Bu soruyu aslında kızlarınıza sormak gerekiyor lakin nasıl bir annesiniz? Kuralcı, hoşgörülü, ılımlı…
Sanırım kuralcıyım. Anne olmak çok zor bir sanat. Profesyonel yaşamdan çok daha zor. Fakat şunu biliyorum güven, sevgi ve saygı; bu üçlü ilişkilerin yürümesinde güçlü formül.
İş haricinde neler yapmaktan hoşlanırsınız? Spesifik zevkleriniz var mıdır?
Açıkçası çok spesifik zevklerim var diyemem. Çünkü ben zevkini işine dönüştürmüş bir insanım. Yazmak en büyük tutkum ve işimin parçası. Fakat onun dışında farklı kültürleri her yönü ile-yemekten müziğe, günlük yaşam pratiklerine kadar- tanımaya çalışıyorum. Bu da otomatik olarak seyahat etmeyi yaşamın bir parçası haline getiriyor. Özellikle gördüklerim ile okuduklarım arasında bağlar kurarak mekan okumaları yapmayı çok seviyorum. Bu soruyu sorduğunuzda fark ettim, sanırım en önemli özelliğim iş haricinde yaptığım, ilgi duyduğum her şeyi zaman içinde işimin bir parçası haline getirmişim. Bu da sanırım keyifli bir durum.

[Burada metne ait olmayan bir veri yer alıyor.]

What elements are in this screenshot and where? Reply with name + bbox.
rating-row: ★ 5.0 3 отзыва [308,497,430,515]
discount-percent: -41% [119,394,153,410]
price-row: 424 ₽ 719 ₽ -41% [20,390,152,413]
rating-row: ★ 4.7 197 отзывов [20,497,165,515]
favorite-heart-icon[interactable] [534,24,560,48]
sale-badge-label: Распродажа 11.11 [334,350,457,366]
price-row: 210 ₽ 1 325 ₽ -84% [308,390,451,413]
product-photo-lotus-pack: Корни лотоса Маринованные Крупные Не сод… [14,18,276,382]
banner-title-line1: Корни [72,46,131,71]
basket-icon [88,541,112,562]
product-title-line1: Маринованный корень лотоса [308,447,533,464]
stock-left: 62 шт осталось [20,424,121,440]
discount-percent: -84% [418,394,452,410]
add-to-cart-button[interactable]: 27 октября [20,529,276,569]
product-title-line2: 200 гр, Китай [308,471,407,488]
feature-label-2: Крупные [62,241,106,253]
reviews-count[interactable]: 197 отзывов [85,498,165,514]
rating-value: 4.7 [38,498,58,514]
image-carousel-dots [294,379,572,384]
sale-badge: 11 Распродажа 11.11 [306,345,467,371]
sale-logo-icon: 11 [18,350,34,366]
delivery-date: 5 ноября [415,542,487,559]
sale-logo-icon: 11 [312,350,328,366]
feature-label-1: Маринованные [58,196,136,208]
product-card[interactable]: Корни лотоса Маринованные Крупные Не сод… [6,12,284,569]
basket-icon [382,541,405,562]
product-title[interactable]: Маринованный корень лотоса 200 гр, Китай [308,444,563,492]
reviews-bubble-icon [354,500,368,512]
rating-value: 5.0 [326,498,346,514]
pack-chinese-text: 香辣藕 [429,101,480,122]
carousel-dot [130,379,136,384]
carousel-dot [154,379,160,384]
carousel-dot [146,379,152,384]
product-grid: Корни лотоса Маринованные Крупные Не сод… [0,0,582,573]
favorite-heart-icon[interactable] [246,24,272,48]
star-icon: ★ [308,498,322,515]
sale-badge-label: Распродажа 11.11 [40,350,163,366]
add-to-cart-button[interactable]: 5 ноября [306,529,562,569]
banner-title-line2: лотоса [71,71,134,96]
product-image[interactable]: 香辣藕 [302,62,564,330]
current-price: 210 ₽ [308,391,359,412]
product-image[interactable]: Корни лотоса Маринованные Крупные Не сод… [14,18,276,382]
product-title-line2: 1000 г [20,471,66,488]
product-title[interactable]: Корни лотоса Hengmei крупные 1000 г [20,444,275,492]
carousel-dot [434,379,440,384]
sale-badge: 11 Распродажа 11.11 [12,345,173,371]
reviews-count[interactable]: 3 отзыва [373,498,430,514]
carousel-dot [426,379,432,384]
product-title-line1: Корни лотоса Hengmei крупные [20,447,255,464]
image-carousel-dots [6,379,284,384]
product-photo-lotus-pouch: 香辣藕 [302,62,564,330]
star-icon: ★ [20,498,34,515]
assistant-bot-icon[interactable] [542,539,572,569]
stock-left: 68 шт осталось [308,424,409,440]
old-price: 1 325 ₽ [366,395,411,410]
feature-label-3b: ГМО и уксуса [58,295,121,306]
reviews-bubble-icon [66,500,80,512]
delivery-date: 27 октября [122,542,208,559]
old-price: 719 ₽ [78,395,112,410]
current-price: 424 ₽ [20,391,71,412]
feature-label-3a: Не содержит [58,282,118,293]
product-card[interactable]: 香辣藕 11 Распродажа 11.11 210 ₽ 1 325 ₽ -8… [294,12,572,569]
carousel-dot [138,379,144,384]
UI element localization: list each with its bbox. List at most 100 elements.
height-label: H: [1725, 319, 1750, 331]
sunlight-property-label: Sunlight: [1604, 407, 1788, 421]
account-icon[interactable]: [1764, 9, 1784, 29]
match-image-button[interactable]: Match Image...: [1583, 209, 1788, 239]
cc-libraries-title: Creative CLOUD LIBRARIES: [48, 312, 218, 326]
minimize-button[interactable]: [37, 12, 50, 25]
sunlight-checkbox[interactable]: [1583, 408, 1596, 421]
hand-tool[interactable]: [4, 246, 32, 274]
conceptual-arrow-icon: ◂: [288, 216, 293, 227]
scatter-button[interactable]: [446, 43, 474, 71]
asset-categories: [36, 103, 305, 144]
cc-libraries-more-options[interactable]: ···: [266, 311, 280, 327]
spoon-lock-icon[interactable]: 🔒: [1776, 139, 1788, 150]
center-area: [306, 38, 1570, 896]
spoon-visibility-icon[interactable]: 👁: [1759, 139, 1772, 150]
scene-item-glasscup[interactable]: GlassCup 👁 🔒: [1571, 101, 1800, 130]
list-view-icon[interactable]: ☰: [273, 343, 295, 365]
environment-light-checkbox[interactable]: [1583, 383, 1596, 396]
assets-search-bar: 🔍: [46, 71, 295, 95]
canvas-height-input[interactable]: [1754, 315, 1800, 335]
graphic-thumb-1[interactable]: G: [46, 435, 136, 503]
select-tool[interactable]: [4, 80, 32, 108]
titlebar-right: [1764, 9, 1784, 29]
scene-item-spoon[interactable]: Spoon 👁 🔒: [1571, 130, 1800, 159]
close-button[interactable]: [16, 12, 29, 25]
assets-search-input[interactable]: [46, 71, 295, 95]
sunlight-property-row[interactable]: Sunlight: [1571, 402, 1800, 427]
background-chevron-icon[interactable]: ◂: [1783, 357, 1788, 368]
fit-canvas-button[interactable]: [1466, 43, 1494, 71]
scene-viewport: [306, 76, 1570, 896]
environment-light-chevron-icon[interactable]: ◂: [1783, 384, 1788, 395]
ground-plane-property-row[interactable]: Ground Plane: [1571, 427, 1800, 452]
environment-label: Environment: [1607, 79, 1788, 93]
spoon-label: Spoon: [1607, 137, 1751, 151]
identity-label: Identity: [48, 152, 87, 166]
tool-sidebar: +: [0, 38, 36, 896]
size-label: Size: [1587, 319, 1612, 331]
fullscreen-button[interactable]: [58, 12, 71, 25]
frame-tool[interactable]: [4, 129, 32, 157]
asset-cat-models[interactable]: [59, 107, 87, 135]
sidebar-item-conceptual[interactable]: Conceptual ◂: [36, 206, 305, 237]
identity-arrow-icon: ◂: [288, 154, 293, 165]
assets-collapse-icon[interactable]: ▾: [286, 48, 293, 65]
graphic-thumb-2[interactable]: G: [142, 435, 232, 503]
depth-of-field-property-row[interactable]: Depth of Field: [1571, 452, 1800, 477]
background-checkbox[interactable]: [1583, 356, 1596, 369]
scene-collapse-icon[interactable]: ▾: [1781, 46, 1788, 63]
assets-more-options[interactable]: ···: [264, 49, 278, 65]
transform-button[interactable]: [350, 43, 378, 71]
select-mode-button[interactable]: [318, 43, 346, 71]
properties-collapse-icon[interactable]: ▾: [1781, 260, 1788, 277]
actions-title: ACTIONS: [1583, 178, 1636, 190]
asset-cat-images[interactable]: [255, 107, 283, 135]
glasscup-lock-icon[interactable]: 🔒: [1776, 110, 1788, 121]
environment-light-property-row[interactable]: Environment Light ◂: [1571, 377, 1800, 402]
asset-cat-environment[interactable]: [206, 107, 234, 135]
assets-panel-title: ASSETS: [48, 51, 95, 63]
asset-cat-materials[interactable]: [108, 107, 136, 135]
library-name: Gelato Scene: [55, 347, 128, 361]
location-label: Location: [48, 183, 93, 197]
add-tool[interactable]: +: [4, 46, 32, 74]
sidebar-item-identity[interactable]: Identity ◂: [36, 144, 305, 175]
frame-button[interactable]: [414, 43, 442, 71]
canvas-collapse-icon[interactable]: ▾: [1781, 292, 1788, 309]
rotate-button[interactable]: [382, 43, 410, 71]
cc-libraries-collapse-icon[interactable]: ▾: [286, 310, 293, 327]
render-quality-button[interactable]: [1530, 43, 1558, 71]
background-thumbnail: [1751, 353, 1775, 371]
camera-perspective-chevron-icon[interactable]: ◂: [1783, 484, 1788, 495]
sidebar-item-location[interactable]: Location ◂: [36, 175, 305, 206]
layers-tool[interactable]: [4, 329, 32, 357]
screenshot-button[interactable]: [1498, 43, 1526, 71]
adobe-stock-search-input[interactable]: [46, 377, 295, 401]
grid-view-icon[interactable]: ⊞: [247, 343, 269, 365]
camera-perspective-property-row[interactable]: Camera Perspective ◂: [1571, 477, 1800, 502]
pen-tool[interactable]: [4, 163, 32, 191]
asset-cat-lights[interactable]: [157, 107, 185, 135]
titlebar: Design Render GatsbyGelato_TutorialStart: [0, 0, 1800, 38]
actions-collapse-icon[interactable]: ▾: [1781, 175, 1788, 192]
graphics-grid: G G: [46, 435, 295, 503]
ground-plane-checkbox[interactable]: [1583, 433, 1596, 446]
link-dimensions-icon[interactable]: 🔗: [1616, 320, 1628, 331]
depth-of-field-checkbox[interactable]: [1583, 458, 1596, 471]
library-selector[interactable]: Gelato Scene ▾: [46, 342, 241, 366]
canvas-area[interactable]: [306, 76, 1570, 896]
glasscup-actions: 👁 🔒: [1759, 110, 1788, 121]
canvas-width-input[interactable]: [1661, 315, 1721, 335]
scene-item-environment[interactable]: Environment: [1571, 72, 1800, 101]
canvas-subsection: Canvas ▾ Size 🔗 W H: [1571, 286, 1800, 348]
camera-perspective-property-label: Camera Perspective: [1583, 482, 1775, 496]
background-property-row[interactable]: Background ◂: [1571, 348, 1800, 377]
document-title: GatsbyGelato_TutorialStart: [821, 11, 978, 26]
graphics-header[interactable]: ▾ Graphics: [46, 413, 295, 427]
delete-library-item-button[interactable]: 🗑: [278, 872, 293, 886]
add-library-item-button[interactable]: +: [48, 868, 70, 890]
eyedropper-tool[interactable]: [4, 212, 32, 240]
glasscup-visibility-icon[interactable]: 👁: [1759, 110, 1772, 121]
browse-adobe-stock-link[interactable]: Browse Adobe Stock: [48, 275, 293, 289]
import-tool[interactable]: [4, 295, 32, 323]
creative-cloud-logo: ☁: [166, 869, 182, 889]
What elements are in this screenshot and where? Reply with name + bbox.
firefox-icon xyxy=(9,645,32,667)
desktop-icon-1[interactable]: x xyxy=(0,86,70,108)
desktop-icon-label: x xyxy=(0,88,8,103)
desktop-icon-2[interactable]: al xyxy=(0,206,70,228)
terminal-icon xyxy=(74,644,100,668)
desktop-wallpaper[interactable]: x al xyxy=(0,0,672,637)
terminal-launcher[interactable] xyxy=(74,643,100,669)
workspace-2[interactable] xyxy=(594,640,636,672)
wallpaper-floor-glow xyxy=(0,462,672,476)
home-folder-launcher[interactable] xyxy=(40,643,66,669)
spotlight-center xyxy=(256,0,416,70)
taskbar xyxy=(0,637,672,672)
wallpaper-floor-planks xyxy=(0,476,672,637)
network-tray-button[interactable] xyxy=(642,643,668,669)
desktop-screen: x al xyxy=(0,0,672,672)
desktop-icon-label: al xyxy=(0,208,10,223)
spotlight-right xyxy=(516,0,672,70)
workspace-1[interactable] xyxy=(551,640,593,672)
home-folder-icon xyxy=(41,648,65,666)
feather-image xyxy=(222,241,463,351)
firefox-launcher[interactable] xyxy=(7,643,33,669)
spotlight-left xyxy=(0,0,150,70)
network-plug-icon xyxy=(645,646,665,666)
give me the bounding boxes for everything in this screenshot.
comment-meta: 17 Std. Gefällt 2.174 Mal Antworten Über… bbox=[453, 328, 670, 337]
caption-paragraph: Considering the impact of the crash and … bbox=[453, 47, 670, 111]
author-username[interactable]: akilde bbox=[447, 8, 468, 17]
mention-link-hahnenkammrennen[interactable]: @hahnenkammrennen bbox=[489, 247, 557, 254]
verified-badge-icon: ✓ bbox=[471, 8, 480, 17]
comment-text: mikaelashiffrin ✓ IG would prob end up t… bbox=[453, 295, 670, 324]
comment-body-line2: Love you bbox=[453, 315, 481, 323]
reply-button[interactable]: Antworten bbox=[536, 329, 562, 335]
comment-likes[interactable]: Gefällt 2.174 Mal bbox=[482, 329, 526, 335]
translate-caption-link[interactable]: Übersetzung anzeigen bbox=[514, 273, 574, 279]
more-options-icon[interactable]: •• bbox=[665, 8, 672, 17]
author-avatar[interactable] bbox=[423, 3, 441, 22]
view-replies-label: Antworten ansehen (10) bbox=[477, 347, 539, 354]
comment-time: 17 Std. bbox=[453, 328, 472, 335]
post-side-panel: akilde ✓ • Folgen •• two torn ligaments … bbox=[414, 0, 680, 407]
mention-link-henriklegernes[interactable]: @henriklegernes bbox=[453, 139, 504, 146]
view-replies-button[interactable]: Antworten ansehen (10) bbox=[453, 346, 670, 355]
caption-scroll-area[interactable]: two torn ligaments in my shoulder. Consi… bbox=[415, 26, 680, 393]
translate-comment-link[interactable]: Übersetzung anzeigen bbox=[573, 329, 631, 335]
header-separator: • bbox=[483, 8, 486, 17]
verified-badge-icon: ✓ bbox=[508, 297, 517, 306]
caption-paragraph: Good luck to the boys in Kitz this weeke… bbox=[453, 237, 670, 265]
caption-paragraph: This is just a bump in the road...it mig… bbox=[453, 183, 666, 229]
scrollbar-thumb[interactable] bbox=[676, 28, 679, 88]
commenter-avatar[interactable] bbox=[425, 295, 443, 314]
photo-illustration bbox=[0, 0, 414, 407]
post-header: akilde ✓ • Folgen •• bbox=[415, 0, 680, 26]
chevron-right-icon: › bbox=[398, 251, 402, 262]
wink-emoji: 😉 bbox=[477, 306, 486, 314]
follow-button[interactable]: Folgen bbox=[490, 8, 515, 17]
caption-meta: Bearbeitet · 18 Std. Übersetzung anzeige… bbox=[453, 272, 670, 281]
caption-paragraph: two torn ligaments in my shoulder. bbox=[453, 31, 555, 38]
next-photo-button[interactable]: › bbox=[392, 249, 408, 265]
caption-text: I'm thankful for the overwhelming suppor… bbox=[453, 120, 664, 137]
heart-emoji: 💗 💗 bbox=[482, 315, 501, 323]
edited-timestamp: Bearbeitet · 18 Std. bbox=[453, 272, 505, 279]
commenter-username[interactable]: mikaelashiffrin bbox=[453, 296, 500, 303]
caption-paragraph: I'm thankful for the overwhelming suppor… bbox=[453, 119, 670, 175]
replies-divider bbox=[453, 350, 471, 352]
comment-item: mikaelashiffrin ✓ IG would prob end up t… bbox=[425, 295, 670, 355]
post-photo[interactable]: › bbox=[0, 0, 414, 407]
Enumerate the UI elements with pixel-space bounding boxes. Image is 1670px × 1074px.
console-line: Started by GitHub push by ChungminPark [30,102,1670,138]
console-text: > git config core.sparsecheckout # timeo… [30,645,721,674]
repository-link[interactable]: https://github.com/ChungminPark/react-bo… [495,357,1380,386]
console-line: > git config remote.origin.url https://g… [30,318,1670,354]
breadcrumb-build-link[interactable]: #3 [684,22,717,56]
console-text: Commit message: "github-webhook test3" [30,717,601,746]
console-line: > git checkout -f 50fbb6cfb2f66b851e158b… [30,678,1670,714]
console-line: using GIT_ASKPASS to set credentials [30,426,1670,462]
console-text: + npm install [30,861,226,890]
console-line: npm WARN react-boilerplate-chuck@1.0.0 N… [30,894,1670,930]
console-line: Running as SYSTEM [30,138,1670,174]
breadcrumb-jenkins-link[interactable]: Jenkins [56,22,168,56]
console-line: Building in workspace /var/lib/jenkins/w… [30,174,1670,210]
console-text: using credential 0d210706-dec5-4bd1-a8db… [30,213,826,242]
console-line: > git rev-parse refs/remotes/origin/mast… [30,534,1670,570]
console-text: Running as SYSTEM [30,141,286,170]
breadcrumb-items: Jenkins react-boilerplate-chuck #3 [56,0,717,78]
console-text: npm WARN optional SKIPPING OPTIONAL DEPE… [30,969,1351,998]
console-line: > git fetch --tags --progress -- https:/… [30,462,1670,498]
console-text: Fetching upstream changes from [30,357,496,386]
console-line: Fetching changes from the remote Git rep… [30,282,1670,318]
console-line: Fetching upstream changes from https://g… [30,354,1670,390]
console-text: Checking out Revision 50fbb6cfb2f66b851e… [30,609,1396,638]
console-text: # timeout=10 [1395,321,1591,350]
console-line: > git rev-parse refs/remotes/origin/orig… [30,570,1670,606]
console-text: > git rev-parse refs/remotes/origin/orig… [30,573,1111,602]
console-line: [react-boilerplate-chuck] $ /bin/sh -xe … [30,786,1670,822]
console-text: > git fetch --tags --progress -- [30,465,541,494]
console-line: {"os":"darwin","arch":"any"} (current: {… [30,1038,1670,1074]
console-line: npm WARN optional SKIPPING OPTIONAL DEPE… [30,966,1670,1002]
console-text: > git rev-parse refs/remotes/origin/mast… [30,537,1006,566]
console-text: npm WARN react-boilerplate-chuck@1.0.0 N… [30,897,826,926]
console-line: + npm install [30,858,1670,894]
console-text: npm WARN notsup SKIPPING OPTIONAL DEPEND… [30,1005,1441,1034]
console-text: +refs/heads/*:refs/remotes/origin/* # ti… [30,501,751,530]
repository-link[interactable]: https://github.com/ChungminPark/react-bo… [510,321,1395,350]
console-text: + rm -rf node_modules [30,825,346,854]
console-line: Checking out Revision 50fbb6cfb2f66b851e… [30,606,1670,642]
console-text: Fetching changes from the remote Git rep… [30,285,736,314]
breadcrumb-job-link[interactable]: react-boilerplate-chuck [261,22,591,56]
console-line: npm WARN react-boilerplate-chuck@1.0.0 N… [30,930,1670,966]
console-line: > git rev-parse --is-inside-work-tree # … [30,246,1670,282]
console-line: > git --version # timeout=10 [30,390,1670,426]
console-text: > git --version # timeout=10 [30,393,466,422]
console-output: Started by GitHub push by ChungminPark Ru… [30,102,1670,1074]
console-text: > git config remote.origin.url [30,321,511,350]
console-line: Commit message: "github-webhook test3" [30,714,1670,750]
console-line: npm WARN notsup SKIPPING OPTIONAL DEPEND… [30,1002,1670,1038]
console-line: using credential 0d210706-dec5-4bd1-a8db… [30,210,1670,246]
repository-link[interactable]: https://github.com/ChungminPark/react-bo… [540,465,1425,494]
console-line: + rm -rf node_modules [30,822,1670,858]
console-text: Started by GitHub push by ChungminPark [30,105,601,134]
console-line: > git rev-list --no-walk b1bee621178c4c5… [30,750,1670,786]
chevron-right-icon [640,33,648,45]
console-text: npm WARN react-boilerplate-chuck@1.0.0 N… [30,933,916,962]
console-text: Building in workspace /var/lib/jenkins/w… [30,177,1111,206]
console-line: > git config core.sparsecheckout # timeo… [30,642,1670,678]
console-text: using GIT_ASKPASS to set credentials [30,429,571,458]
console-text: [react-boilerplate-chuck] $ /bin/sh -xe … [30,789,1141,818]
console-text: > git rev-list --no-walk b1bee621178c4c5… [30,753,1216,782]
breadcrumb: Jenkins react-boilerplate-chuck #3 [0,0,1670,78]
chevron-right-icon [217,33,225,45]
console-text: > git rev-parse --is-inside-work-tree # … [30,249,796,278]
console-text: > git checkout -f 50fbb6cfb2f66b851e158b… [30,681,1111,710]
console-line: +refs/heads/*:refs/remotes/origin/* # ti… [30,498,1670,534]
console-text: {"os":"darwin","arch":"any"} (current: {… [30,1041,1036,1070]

Karantinada olduğumuz dönemde evde zaman nasıl geçti peki? Siz de evi ekmek fabrikasına çevirip, dijital platformlarda dizi devirenlerden mi idiniz?
Bizim evimiz pandemiden önce de ekmek fabrikası gibi çalışıyordu. Eşim ve büyük kızım Su tam bir mutfak tutkunu. Baba- kız farklı tatları pişirmeyi ve denemeyi çok seviyorlar. O anlamda hayatımızda değişiklik olmadı. Bizim de elbette her Türk pandemi ailesi gibi takip ettiğimiz diziler oldu. Fakat bu süreç yarım kalan işlerin bitirilmesi için güzel bir fırsattı. İki AB projesi ve yeni yayınlar pandemi sürecinde çıktı.
Son olarak neler söylemek istersiniz?
Öncelikle Motto ailesi olarak beni konuk ettiğiniz için ve bu keyifli söyleşi için çok teşekkür ederim. Son sözüm elbette sağlık için. En kısa sürede, sağlıkla, güzel kentimizin şahane sonbaharının keyfini sürdüğümüz günlere geri dönmemiz dileği ile tedbirlere uyalım, sağlıklı kalalım.